M Yusuf kemudian memilih penggantinya di Makassar. siapa dia
“Yang akan menggantikan saya sebagai Panglima Kodam XIV Hasanuddin adalah petugas ngorok di sebelah saya,” kata M Jusuf sambil menunjuk pria di sebelahnya.
Yang dibicarakan Pak Yusuf adalah Solikhin. Mendengar pesan tersebut, asisten Solikhin kaget dan segera membangunkannya.
Kontan Solihin GP kaget. Dia bingung. “Ada apa?” tanyanya terkejut.
Kemudian ajudannya Letjen Saeed menceritakan bahwa M Yusuf baru saja mengumumkan dirinya sebagai Pangdam baru.
Solihin GP kaget tak terkira, anggota Pasukan Siliwangi Kujang itu langsung sadar dan duduk tegak.
Singkat cerita, acara Thanksgiving telah usai. Kemudian GP Solikhin memprotes Yusuf.
“Pak, kalau bapak mengangkat saya menjadi Grand Master (Pangdam), tolong beritahu saya dulu. Tidak saat aku sedang tidur. “Saya malu, lalu bagaimana orang menilai saya,” ujarnya.
Mendengar percakapan tersebut, Yusuf seperti biasa menanggapinya acuh tak acuh.

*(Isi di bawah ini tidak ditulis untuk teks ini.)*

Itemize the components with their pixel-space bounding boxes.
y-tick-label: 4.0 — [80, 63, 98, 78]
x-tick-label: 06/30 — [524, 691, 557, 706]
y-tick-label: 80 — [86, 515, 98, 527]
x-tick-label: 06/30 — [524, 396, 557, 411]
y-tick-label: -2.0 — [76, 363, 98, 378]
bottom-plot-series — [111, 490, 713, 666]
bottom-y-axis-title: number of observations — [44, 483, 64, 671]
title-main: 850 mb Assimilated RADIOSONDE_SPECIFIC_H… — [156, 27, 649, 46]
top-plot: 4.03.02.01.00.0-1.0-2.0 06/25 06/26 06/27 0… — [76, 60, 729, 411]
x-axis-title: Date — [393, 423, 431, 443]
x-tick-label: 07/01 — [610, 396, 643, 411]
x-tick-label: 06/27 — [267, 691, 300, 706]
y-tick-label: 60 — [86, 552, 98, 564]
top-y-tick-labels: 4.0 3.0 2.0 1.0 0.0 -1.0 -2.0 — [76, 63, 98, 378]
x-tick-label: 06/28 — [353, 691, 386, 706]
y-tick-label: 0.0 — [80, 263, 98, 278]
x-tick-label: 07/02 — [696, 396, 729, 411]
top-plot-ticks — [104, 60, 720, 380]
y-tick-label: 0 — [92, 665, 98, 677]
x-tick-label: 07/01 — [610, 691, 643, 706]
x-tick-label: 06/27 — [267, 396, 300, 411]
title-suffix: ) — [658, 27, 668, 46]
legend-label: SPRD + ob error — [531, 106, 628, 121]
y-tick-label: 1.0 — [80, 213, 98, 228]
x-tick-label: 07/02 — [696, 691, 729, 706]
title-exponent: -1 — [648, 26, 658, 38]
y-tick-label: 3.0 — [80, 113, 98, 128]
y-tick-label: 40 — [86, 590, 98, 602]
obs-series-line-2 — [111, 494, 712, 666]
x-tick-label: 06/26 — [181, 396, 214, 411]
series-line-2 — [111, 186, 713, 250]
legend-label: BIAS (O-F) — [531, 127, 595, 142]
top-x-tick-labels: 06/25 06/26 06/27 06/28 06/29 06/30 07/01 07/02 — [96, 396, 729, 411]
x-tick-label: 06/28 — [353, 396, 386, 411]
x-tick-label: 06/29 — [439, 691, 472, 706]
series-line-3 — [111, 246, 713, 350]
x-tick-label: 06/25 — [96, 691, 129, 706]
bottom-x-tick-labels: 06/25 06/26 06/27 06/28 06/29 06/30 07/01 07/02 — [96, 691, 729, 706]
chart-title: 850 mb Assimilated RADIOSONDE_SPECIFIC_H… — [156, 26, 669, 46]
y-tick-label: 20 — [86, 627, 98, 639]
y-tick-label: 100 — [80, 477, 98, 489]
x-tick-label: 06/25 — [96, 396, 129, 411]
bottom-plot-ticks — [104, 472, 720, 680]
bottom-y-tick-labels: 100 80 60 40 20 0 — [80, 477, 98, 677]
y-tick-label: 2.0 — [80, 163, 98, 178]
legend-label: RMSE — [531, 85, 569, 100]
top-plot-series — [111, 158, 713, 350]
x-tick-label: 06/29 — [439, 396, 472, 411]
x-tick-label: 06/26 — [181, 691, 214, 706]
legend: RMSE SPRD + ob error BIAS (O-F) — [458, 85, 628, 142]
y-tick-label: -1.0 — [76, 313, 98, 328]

“Ah, nanti kamu perbaiki,” kata Yusuf.
Kolonel Solihin GP akhirnya diangkat menjadi Pangdam XIV Hasanuddin pada 27 Desember 1965. Karirnya dilanjutkan sebagai Gubernur Akademi Militer Umum dan Darat, 1968-1970.
Solihin GP, prajurit kelahiran Tasikmalaya, kemudian menjabat Gubernur Jawa Barat pada 1970-1975.
Hingga kini, ia dikenal sebagai sesepuh Sunda dengan nama populer Mang Yihin, dan pangkat militer terakhirnya bintang tiga alias letnan jenderal.
Jabatan lain setelah menjabat gubernur antara lain Sekretaris Manajemen Operasi Pembangunan (1977-1992), anggota Dewan Pertimbangan Agung (1992-1997), dan anggota Kongres Rakyat Nasional Tiongkok (1998).